Saturday was a better day and we left Oliver Lee and drove to the White Sands National Monument, past a sign explaining that during missile tests both the park and highway 70, which it is off, are closed in case of mishap (they really do fire missiles over the top of an area of outstanding natural beauty).  We watched a good video at the visitor centre on the formation of the dunes along with the plant and wildlife that life there and that have adapted to the dunes.  What is amazing is they have only been in existence for up to 10,000 years, a blink of the eye in the history of Earth and that humans hunted mammoth in the region until the end of the last ice age and before the dunes were created.

We parked Reg at the end of the shod road and got the Thompson Twins down to cycle the rest of the scenic loop, we stopped along the route and walked out on to the dunes which are incredible, very like those in Dubai, however these are from gypsum rather than silicon and have more vegetation in the interdune gaps.  The park was really popular with people, probably more so than any other, there were people sledding down the dunes, barbecuing and a lot of people setting up camp for the night in tents on the dunes.  We took the sunset walk with a ranger to learn more from someone who was really passionate about the park and its environment. 
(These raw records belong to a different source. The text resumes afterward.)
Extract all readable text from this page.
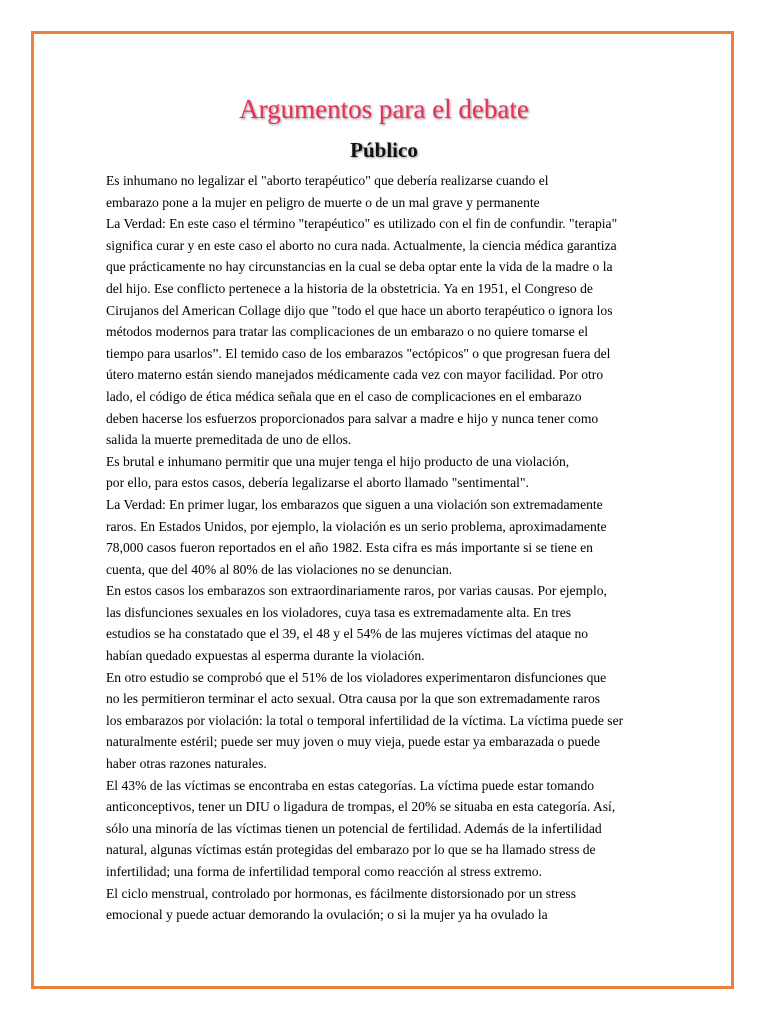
Argumentos para el debate
Público
Es inhumano no legalizar el "aborto terapéutico" que debería realizarse cuando el
embarazo pone a la mujer en peligro de muerte o de un mal grave y permanente
La Verdad: En este caso el término "terapéutico" es utilizado con el fin de confundir. "terapia"
significa curar y en este caso el aborto no cura nada. Actualmente, la ciencia médica garantiza
que prácticamente no hay circunstancias en la cual se deba optar ente la vida de la madre o la
del hijo. Ese conflicto pertenece a la historia de la obstetricia. Ya en 1951, el Congreso de
Cirujanos del American Collage dijo que "todo el que hace un aborto terapéutico o ignora los
métodos modernos para tratar las complicaciones de un embarazo o no quiere tomarse el
tiempo para usarlos”. El temido caso de los embarazos "ectópicos" o que progresan fuera del
útero materno están siendo manejados médicamente cada vez con mayor facilidad. Por otro
lado, el código de ética médica señala que en el caso de complicaciones en el embarazo
deben hacerse los esfuerzos proporcionados para salvar a madre e hijo y nunca tener como
salida la muerte premeditada de uno de ellos.
Es brutal e inhumano permitir que una mujer tenga el hijo producto de una violación,
por ello, para estos casos, debería legalizarse el aborto llamado "sentimental".
La Verdad: En primer lugar, los embarazos que siguen a una violación son extremadamente
raros. En Estados Unidos, por ejemplo, la violación es un serio problema, aproximadamente
78,000 casos fueron reportados en el año 1982. Esta cifra es más importante si se tiene en
cuenta, que del 40% al 80% de las violaciones no se denuncian.
En estos casos los embarazos son extraordinariamente raros, por varias causas. Por ejemplo,
las disfunciones sexuales en los violadores, cuya tasa es extremadamente alta. En tres
estudios se ha constatado que el 39, el 48 y el 54% de las mujeres víctimas del ataque no
habían quedado expuestas al esperma durante la violación.
En otro estudio se comprobó que el 51% de los violadores experimentaron disfunciones que
no les permitieron terminar el acto sexual. Otra causa por la que son extremadamente raros
los embarazos por violación: la total o temporal infertilidad de la víctima. La víctima puede ser
naturalmente estéril; puede ser muy joven o muy vieja, puede estar ya embarazada o puede
haber otras razones naturales.
El 43% de las víctimas se encontraba en estas categorías. La víctima puede estar tomando
anticonceptivos, tener un DIU o ligadura de trompas, el 20% se situaba en esta categoría. Así,
sólo una minoría de las víctimas tienen un potencial de fertilidad. Además de la infertilidad
natural, algunas víctimas están protegidas del embarazo por lo que se ha llamado stress de
infertilidad; una forma de infertilidad temporal como reacción al stress extremo.
El ciclo menstrual, controlado por hormonas, es fácilmente distorsionado por un stress
emocional y puede actuar demorando la ovulación; o si la mujer ya ha ovulado la
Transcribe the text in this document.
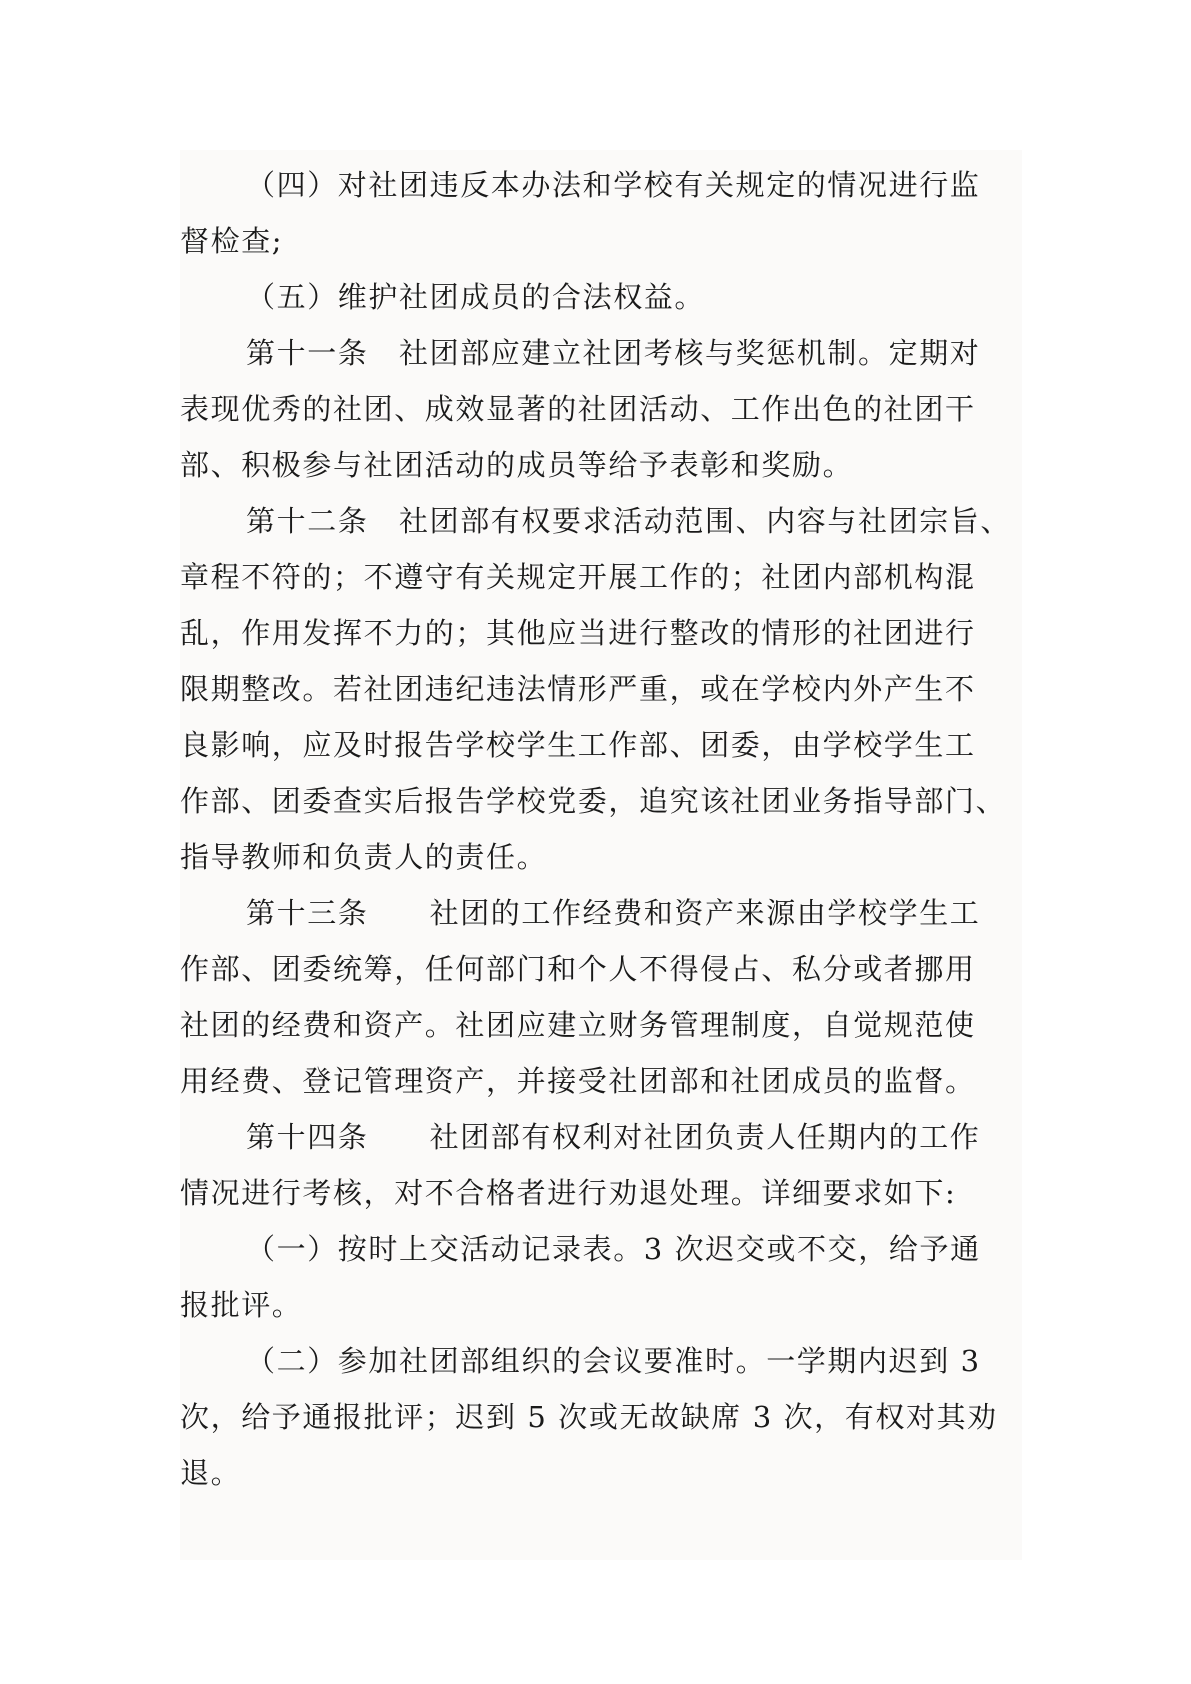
（四）对社团违反本办法和学校有关规定的情况进行监
督检查;
（五）维护社团成员的合法权益。
第十一条　社团部应建立社团考核与奖惩机制。定期对
表现优秀的社团、成效显著的社团活动、工作出色的社团干
部、积极参与社团活动的成员等给予表彰和奖励。
第十二条　社团部有权要求活动范围、内容与社团宗旨、
章程不符的；不遵守有关规定开展工作的；社团内部机构混
乱，作用发挥不力的；其他应当进行整改的情形的社团进行
限期整改。若社团违纪违法情形严重，或在学校内外产生不
良影响，应及时报告学校学生工作部、团委，由学校学生工
作部、团委查实后报告学校党委，追究该社团业务指导部门、
指导教师和负责人的责任。
第十三条　　社团的工作经费和资产来源由学校学生工
作部、团委统筹，任何部门和个人不得侵占、私分或者挪用
社团的经费和资产。社团应建立财务管理制度，自觉规范使
用经费、登记管理资产，并接受社团部和社团成员的监督。
第十四条　　社团部有权利对社团负责人任期内的工作
情况进行考核，对不合格者进行劝退处理。详细要求如下:
（一）按时上交活动记录表。3 次迟交或不交，给予通
报批评。
（二）参加社团部组织的会议要准时。一学期内迟到 3
次，给予通报批评；迟到 5 次或无故缺席 3 次，有权对其劝
退。
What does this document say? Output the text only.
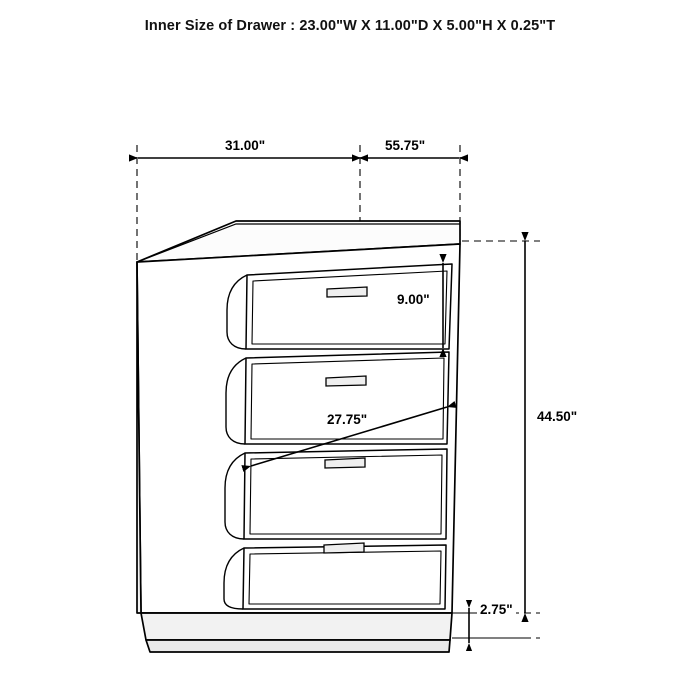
Inner Size of Drawer : 23.00"W X 11.00"D X 5.00"H X 0.25"T
31.00"	55.75"
9.00"
27.75"	44.50"
2.75"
We parked overnight in the Alamogordo KOA and on Sunday did those exciting but necessary chores such as laundry and cleaning Reg, which entails me getting completely soaked after the washer failed on my hose attachable brush, nonetheless he looked better for the scrub while we looked better for the clean clothes!

M

One thought on “How many National Parks can one couple fit into one week?

  1. Louise (Clarke) has shared this with me. This is the only entry I have read. I’m exhausted😊 What marvellous experiences. I don’t know how you find time to write so fulsomely and your words paint pictures. Happy continuing travels.